Organisations of all types have their distinct roles in the promotion of the arts. Educational institutes, Private organisations and collectors, commercial and public art galleries, auction houses, non-profit cultural organisations, conservation services are the prominent elements found in urban spaces. With the changing scenario of the contemporary arts, all these organisations need to change their working methods to accommodate newer approaches and economics. As education is primary to the students of visual arts, it is necessary to identify and sensitise their audience for a dialogue. The Bombay Art Society, The Arts Society of India, Lalit Kala Akademi etc need to engage in providing a platform for the arts besides the conventional mode of artist camps, annual exhibitions, and award ceremonies. While these organisations have provided the foundation to the current art world of India, with due credit to them, they also must consider the inevitable shifts in the artistic exchanges and reform.

The creators and audience today have access to the world of internet and find sources of learning and entertainment through more dynamic means that cannot be thought of. Keeping the exhibition format interactive, display design engaging for the audience to practically participate, and facilitating open access for interpretation of the artworks. The diversity of contemporary art practice has increased globally making it even more incomprehensible and challenging to associate one set of aesthetic values. Perhaps this transition makes it difficult to establish free-flowing systems to appreciate the arts. However, the concepts of Arts or Heritage management along with art mediation have been enriching the whole economy of arts sustainability and cultural exchanges. Indian museums like the Chhatrapati Shivaji Maharaj Vastu Sangrahalaya, Bhau Daji Lad City Museum, Kochi Biennale, the newly opened Bihar Museum have been incorporating means to engage the audience not only to have better footfall at the premises but also to increase the time spent in watching the display area. With the International Council of Museums (ICOM) motto of museums having ‘no borders but networks,’ the message is clear and right out there, declaring the inclusive and educative agenda of the human cultural heritage for the generations to come. ICOM defines a museum as ‘a non-profit, permanent institution in the service of society and its development, open to the public, which acquires, conserves, researches, communicates and exhibits the tangible and intangible heritage of humanity and its environment for the purposes of education, study and enjoyment. Can other stakeholders bear some of these aforesaid characteristics?

Art Mediation workshop held at studio Pannadwar, Naigaon, Palghar, 2018. Photo credit: Author.


Art Mediation is the only solution to the disparities in art appreciation for the layperson as well as artists. Art Mediation is a growing field of activities in a flourishing contemporary art world. The reason for these intensified engagements is not only the increasing number of exhibitions and events like biennales or festivals in recent years spreading all over the world but much more it is the desire to make the art world a less elitist and more broadly accessible place that motivates art mediation. In order to let independent interpretations of the artworks presented along with supporting lateral perceptions, mediation tools are the need of today for bridging the gap of non-perception to open access to perception.
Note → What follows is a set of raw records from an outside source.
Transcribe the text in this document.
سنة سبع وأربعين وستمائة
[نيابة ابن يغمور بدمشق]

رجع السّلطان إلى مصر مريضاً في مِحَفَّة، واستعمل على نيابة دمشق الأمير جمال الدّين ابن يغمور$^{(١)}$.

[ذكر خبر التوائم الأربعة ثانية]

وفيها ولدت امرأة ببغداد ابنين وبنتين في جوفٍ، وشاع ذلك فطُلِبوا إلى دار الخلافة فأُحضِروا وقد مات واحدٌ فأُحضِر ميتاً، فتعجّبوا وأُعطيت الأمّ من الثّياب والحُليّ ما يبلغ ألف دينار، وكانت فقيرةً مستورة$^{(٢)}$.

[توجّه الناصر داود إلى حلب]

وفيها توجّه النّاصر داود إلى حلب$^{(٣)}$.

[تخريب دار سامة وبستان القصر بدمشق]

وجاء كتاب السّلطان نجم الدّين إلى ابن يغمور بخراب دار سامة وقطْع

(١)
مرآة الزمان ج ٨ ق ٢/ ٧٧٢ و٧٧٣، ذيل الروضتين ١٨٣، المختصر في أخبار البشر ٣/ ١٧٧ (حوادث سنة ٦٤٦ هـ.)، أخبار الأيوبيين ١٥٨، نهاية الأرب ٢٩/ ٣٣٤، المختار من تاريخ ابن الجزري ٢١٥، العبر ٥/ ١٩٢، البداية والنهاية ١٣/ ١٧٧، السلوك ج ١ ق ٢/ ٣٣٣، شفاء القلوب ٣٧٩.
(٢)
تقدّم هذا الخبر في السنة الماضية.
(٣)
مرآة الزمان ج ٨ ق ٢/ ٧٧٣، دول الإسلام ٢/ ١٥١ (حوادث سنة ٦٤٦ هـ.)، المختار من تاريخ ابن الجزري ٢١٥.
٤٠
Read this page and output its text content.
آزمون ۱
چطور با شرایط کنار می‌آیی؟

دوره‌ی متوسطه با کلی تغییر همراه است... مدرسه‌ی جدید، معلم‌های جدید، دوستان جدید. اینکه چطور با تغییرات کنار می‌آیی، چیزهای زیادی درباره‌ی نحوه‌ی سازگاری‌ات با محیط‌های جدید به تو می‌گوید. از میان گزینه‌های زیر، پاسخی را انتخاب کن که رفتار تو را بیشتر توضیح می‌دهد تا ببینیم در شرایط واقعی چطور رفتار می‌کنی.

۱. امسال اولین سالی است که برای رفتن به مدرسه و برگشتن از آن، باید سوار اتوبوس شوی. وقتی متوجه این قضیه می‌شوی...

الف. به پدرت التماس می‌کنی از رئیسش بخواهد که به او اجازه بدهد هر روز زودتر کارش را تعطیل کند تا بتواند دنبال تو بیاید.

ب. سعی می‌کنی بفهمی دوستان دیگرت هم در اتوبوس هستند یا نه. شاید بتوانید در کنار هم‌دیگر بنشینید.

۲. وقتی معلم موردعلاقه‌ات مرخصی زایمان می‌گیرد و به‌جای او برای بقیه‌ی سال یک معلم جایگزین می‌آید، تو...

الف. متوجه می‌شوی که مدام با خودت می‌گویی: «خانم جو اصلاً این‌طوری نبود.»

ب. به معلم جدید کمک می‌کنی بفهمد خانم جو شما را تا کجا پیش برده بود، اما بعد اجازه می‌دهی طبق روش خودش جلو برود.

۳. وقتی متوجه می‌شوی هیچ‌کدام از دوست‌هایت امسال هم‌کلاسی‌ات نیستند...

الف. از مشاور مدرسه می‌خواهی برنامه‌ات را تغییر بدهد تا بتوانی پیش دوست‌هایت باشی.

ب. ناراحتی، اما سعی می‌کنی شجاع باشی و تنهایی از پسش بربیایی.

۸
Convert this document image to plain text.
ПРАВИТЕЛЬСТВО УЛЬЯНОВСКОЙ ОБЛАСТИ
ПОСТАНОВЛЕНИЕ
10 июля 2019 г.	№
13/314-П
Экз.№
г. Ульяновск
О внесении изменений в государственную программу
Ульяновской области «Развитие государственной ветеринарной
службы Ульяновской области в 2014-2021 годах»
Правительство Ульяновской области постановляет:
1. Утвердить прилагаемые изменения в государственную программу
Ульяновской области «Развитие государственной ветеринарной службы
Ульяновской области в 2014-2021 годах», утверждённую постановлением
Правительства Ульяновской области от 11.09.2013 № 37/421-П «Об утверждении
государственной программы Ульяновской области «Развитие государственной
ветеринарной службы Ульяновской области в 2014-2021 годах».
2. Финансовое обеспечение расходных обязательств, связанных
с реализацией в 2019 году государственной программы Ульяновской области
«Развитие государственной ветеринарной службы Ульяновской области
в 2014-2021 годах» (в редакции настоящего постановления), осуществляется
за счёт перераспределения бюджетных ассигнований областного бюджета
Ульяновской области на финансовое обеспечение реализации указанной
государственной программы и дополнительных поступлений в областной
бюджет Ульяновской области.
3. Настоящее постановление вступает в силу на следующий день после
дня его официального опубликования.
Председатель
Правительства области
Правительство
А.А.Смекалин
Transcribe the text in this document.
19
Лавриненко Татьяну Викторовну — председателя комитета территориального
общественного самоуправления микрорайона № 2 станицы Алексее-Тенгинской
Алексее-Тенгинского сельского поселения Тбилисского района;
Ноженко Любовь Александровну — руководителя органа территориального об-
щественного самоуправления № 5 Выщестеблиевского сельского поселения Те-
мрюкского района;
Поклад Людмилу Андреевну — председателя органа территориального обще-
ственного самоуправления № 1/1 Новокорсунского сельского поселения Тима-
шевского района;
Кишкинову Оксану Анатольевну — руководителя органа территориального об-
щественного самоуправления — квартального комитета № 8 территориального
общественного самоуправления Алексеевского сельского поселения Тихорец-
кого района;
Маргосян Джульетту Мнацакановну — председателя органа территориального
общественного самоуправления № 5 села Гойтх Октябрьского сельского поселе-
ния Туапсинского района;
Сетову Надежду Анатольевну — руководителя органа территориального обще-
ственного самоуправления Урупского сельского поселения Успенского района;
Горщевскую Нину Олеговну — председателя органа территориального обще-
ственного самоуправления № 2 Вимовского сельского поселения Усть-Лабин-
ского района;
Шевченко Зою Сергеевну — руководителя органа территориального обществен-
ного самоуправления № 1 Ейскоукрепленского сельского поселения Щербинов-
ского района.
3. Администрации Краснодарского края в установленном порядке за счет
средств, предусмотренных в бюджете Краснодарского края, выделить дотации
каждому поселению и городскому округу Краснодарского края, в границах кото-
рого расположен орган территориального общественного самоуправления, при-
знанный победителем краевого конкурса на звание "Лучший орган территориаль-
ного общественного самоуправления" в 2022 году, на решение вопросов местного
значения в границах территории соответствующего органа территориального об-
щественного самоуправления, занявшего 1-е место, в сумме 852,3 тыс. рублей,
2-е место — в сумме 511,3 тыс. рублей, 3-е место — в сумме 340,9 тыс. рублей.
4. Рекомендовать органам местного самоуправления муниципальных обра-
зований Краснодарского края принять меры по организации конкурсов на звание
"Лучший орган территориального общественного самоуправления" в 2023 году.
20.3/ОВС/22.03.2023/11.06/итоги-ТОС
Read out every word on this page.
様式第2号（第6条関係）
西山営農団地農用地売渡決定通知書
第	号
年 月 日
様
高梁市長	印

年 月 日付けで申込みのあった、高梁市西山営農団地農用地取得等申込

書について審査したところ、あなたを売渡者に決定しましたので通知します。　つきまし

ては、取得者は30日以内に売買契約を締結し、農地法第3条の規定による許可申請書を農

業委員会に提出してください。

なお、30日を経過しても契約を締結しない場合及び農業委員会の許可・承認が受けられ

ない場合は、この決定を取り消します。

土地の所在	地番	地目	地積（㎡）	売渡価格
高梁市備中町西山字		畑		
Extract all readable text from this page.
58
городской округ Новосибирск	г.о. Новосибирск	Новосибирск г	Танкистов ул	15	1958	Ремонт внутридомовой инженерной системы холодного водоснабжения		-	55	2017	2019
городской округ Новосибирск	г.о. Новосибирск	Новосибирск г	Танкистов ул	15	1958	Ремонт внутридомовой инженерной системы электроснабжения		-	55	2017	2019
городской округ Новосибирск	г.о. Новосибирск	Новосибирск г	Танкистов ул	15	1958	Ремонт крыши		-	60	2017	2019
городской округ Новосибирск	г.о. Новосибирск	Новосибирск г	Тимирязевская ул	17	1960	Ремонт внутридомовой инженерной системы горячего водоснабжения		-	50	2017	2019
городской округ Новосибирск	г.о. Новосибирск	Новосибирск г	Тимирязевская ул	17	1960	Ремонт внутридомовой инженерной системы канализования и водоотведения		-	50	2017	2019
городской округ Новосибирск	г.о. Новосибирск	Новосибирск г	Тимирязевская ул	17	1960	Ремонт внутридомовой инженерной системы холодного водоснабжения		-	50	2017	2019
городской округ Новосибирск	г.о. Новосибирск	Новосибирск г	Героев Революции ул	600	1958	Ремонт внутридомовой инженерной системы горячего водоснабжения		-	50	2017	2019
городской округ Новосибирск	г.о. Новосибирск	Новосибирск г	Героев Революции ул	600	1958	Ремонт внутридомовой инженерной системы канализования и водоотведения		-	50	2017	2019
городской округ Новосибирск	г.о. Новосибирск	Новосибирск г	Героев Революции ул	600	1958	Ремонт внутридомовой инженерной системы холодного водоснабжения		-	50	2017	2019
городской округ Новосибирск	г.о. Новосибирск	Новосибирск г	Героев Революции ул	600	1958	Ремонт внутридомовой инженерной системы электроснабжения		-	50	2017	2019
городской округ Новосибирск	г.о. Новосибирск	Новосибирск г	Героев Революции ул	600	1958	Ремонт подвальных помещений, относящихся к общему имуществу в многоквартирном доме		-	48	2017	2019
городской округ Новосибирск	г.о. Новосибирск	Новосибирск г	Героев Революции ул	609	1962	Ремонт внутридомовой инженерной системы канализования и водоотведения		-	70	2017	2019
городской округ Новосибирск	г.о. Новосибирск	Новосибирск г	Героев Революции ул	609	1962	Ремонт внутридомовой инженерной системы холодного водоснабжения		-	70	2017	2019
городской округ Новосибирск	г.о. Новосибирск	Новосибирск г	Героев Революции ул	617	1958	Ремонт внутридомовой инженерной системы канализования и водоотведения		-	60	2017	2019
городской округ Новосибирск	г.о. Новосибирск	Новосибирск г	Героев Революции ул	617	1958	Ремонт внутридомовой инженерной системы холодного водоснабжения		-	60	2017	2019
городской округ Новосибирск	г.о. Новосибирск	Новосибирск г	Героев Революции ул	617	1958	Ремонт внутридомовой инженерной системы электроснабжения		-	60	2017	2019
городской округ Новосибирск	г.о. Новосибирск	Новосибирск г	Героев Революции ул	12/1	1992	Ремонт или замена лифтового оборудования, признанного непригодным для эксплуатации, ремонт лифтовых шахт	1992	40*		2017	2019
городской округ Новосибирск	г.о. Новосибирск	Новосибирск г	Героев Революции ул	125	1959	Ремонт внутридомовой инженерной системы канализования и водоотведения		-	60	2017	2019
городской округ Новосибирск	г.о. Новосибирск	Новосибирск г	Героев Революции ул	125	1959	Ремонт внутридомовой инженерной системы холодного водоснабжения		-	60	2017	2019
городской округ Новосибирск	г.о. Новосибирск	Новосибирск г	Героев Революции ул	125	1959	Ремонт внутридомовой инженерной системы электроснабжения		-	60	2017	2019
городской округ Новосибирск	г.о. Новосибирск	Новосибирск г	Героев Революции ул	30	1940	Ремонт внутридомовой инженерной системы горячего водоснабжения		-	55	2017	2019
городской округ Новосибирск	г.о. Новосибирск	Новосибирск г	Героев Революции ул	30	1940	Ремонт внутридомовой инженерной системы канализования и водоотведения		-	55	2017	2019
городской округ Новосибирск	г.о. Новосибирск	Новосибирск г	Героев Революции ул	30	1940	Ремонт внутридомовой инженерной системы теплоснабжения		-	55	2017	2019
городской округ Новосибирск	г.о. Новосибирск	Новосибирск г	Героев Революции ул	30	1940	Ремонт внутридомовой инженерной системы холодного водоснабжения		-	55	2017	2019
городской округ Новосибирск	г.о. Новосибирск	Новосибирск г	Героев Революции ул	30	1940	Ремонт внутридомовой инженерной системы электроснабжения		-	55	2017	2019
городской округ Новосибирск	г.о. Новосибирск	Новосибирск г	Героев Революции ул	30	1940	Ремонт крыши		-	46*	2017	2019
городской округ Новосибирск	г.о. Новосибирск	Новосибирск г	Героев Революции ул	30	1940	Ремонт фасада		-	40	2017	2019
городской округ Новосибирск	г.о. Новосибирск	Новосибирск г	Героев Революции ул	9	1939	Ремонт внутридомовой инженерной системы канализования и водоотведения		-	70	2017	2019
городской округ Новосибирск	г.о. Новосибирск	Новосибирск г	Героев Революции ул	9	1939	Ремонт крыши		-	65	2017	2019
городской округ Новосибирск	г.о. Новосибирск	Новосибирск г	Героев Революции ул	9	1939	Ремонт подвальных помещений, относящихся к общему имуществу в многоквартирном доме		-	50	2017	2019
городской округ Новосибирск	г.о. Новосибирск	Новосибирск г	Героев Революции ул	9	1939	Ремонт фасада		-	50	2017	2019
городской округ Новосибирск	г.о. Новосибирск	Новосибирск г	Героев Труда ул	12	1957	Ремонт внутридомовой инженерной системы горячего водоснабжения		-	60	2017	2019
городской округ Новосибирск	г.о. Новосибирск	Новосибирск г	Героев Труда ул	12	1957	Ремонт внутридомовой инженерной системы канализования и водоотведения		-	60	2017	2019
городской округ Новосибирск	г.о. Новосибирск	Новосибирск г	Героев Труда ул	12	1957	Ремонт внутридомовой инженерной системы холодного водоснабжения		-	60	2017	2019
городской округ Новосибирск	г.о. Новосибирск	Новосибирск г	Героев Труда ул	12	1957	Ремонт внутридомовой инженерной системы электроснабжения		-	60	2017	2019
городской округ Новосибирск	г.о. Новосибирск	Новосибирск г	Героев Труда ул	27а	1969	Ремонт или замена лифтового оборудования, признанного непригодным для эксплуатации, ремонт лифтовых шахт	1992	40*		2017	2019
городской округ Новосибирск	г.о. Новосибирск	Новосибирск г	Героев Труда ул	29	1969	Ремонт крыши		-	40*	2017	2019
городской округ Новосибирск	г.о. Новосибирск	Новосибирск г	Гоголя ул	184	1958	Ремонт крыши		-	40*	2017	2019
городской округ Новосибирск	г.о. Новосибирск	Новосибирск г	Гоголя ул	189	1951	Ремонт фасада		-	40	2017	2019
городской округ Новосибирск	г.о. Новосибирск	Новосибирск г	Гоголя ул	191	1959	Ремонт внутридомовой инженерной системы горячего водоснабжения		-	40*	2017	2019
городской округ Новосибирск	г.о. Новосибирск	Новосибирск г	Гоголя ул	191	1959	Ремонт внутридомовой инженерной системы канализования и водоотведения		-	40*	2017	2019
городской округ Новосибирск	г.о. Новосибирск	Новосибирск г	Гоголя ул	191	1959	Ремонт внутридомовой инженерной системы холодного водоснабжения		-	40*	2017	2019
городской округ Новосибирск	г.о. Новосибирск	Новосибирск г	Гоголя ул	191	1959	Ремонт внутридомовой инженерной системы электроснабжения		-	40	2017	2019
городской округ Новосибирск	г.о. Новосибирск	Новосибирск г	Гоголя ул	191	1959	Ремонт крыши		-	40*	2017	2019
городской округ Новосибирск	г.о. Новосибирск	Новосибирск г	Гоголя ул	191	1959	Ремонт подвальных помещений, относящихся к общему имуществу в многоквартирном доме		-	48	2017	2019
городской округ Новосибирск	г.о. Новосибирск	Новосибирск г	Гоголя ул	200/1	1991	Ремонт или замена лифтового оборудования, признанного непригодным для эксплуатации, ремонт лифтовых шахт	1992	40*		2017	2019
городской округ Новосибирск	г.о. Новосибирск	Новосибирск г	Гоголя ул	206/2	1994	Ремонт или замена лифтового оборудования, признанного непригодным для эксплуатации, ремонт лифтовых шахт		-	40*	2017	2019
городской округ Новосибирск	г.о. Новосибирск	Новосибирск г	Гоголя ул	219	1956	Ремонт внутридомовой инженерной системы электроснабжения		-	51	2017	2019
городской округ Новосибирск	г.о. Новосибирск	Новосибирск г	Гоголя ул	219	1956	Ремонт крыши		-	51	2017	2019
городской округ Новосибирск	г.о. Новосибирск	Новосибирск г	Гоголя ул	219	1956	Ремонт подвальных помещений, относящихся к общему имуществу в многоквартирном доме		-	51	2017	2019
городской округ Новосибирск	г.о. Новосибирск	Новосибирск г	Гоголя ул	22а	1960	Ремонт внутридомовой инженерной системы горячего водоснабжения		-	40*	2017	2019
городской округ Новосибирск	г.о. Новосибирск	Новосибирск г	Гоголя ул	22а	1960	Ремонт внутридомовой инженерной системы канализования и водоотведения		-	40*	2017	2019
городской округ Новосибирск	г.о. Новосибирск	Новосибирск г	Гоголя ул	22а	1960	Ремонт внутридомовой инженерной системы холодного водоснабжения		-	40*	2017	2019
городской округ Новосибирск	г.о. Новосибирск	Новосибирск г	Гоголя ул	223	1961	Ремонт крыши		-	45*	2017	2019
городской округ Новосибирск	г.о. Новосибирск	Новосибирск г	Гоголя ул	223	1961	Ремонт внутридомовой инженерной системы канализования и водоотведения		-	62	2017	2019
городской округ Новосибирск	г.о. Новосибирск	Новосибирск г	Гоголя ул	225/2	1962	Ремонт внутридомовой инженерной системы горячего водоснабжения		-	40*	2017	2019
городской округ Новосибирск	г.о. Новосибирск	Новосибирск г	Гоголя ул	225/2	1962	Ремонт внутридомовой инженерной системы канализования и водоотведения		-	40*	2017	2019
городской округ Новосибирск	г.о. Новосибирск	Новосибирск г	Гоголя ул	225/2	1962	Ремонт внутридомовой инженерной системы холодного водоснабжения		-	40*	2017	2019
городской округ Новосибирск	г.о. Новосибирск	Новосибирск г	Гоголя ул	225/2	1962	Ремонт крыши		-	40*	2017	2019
This would enable the viewers not only have a better perception of the arts but also to have a say in the practices.

Art is a free activity, and to let it be free we need an informed audience and the economic system in place. Having said so Art Mediation is not limited to, post exhibition activity, but right from the conception of an exhibition, designing the display, the place of the exhibition, the commercial aspects are taken into consideration and if the artist feels comfortable- even during the making of art. Thus, it is the responsibility not alone of the artist to make art but also of the other members to make the art accessible ensuring the shift from “We don’t understand modern art!” to “We find art (all) amusing/ interesting/ non-aesthetic/ unacceptable/ entertaining/ contextual/ critical/ rebellious/ etc.”